1. Research projects in our lab broadly pertain to genomic surveillance and molecular mechanisms of neurodegeneration in ALS.

2. Areas of focus:

(i) Genome protection. Our laboratory is interested in mechanisms of genome surveillance and tumor suppression. Much of our work is focused on the regulatory relationships between the ATM protein kinase and CREB/ATF family transcription factors (TFs) and the broader roles of CREB/ATF family transcription factors in genome protection and DNA repair. We are addressing the functional significance of this pathway using cell culture models and gene-targeted mice. A related project is focusing on an emergent role for RNA-bindings proteins (RBPs) in DNA repair. The long-term goal of these studies is to understand fundamental aspects of DNA damage repair and response that can be used to guide radio- and chemotherapeutic strategies for cancer patients.
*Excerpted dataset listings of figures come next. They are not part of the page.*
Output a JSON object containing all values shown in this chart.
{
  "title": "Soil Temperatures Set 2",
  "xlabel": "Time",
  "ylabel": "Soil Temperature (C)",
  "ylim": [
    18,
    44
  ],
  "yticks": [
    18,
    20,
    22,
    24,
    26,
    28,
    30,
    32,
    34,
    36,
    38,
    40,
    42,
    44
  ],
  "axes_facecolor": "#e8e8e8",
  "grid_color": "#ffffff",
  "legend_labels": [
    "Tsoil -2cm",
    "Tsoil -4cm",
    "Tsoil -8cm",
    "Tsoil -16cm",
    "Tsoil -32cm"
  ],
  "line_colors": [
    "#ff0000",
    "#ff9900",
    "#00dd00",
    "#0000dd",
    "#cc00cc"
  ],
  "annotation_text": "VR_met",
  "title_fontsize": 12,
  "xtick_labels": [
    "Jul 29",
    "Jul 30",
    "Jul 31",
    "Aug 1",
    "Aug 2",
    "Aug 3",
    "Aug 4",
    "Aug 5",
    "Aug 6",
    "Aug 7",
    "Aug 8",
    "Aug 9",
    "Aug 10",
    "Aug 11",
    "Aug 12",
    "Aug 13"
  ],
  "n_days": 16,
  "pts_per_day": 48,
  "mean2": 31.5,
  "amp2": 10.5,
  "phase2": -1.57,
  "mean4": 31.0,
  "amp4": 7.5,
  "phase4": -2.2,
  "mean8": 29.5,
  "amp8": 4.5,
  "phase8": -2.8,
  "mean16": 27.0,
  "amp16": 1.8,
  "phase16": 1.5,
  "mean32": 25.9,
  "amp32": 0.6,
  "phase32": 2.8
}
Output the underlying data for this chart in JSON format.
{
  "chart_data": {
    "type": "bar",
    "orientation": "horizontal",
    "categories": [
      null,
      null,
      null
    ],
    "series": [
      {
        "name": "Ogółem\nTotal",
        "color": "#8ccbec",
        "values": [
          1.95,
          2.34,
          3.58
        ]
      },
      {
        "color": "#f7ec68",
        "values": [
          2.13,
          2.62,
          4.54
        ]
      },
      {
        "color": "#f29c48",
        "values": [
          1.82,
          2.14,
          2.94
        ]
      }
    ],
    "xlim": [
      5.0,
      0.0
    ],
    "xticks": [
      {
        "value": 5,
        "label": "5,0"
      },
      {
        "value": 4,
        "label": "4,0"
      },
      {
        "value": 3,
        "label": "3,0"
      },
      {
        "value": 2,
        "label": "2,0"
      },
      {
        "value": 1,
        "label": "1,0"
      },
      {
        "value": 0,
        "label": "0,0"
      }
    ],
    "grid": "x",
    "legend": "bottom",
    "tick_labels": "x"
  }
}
(ii) Molecular cell biology of ALS-associated proteins. ALS is a fatal neurodegenerative disease that destroys motor neurons. Recent genetic advances have identified a handful of genes that are critically involved in the disease process, including the RNA-binding proteins TDP-43 and FUS/TLS, the proteasome targeting factor UBQLN2, and the uncharacterized open reading frame, C9ORF72. We are using cell culture, Drosophila, and mouse models to understand how ALS-associated mutations impact the function, stability, and regulation of these proteins.